How did you create the mobilenet that you provided with OpenMV examples? How did you train the network and change it to qunatized tflite models? If not, how did you transfer learn and then change them to tflite?

Would be very interesting if you could have a basic colab(similar to one i posted before) or guide on how OpenMV trained models that you run on your modules and let the users then train their own based on the steps followed. I am sure this is additional work but I think would be a win-win for both the company and users as would mean less confusion and questions.

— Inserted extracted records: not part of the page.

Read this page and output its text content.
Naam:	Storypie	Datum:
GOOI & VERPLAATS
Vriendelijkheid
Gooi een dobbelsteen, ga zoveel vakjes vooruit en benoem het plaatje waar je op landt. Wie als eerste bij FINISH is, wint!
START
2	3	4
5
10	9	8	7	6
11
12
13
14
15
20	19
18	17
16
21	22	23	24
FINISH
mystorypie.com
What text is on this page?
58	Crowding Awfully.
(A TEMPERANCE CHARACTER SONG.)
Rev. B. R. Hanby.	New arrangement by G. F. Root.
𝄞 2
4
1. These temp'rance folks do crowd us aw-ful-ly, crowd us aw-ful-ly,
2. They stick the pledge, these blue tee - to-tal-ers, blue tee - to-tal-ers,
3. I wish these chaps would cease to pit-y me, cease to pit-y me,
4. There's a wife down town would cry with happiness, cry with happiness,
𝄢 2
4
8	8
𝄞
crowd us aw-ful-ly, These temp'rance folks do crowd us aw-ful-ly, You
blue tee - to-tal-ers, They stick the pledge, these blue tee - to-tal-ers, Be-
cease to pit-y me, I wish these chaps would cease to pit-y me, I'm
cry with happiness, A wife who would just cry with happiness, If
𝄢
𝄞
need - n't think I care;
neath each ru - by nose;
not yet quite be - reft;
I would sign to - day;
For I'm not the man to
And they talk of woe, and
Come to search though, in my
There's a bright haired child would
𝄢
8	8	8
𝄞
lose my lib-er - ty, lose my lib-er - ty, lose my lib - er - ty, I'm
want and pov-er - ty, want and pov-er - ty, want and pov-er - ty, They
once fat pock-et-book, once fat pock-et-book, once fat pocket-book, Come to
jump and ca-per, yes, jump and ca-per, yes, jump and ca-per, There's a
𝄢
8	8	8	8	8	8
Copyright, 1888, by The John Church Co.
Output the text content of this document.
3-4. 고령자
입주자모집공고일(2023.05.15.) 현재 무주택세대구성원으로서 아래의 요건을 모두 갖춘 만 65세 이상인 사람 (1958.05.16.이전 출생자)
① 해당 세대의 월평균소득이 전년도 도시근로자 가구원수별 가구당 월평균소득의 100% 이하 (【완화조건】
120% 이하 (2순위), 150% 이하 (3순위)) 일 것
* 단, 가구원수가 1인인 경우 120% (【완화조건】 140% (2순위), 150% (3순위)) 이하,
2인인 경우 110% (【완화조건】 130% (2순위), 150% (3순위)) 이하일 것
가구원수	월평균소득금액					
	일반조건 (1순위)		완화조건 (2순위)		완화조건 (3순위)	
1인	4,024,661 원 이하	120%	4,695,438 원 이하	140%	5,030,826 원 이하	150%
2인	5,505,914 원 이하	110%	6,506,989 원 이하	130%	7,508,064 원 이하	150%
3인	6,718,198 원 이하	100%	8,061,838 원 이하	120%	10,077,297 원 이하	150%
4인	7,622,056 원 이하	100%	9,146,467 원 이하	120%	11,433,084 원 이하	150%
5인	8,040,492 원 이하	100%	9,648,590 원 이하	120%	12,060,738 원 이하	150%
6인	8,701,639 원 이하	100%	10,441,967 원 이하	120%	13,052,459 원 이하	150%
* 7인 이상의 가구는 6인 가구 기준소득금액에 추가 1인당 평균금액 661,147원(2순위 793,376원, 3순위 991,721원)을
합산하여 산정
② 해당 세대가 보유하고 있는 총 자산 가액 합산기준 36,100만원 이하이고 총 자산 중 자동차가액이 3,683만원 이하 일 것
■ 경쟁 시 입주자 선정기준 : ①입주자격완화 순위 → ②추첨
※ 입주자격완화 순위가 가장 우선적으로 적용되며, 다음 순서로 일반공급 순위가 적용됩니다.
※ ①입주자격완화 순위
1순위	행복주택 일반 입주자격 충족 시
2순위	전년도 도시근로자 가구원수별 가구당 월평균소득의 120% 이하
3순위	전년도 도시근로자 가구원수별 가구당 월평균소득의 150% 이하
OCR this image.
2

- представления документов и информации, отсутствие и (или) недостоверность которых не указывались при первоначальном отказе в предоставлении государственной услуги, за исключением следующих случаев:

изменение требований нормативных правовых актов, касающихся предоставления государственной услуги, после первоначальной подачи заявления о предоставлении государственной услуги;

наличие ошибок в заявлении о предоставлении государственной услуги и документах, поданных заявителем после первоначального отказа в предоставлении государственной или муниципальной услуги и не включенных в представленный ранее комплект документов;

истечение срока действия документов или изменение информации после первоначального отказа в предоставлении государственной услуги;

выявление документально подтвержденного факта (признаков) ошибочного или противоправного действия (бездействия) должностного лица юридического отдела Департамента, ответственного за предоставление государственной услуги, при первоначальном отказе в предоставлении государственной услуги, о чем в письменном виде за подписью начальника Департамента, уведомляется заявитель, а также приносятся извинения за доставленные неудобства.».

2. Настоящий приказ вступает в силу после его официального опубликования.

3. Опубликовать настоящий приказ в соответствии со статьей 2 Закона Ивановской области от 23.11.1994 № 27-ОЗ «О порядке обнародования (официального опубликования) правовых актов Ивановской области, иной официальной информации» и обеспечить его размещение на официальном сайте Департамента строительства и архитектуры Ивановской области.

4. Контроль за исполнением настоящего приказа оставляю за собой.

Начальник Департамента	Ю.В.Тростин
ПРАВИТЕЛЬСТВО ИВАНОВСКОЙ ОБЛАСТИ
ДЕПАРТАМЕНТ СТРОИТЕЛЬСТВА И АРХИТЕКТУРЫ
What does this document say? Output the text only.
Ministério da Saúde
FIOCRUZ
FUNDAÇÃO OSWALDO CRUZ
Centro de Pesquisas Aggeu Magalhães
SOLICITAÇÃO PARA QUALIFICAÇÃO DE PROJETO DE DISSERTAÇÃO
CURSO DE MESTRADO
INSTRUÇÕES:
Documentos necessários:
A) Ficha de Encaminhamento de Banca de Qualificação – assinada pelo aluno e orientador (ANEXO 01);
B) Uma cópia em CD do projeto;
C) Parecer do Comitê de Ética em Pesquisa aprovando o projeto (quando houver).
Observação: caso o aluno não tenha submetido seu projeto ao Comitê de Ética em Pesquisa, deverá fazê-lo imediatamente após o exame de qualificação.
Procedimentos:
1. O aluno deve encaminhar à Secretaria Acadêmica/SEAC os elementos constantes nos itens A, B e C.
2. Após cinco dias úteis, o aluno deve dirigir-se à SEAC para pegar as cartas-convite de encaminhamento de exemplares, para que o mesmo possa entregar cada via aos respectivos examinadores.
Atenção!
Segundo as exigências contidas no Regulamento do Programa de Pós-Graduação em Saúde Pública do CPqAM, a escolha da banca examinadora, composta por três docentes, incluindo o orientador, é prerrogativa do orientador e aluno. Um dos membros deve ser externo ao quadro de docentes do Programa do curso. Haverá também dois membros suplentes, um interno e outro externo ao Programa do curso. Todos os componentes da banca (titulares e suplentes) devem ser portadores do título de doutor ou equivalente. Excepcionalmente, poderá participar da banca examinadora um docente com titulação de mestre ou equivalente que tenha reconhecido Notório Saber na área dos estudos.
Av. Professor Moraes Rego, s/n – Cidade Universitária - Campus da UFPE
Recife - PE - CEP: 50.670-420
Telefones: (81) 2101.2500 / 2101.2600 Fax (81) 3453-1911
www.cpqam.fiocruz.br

Do let me know, I will try to see if I can get tensorflow 1.1 going without Keras. I haven’t done that so might be a while.

Thanks again.

For Mobilenet, the script that makes it is here: models/mobilenet_v1.py at master · tensorflow/models · GitHub

For running mobilenet I just used the quanitized version here: models/mobilenet_v1.md at master · tensorflow/models · GitHub

Mobilenet only fits on our new version with SDRAM, but, I can run it on that without issue.

Regarding a guide, I haven’t actually trained any models. We are just using the ones Google supplied right now. There’s a lot of other stuff on my work queue right now before I can write a guide on this.

Since we re using TensorFlow OpenMV isn’t really the issue here. It’s that Google’s library doesn’t yet have the layers you want.

I would start here: models/research/slim at master · tensorflow/models · GitHub. I guess that you can’t use Keras right now.

Hey again,

Thanks for the information. It’s clear now how the models were provided. Will look into them.

Also, sent you an email through my official mail. If you need a gmail account to for the mailing list, you can use the one you contacted me with. Otherwise my institution prefers the official.

Thanks again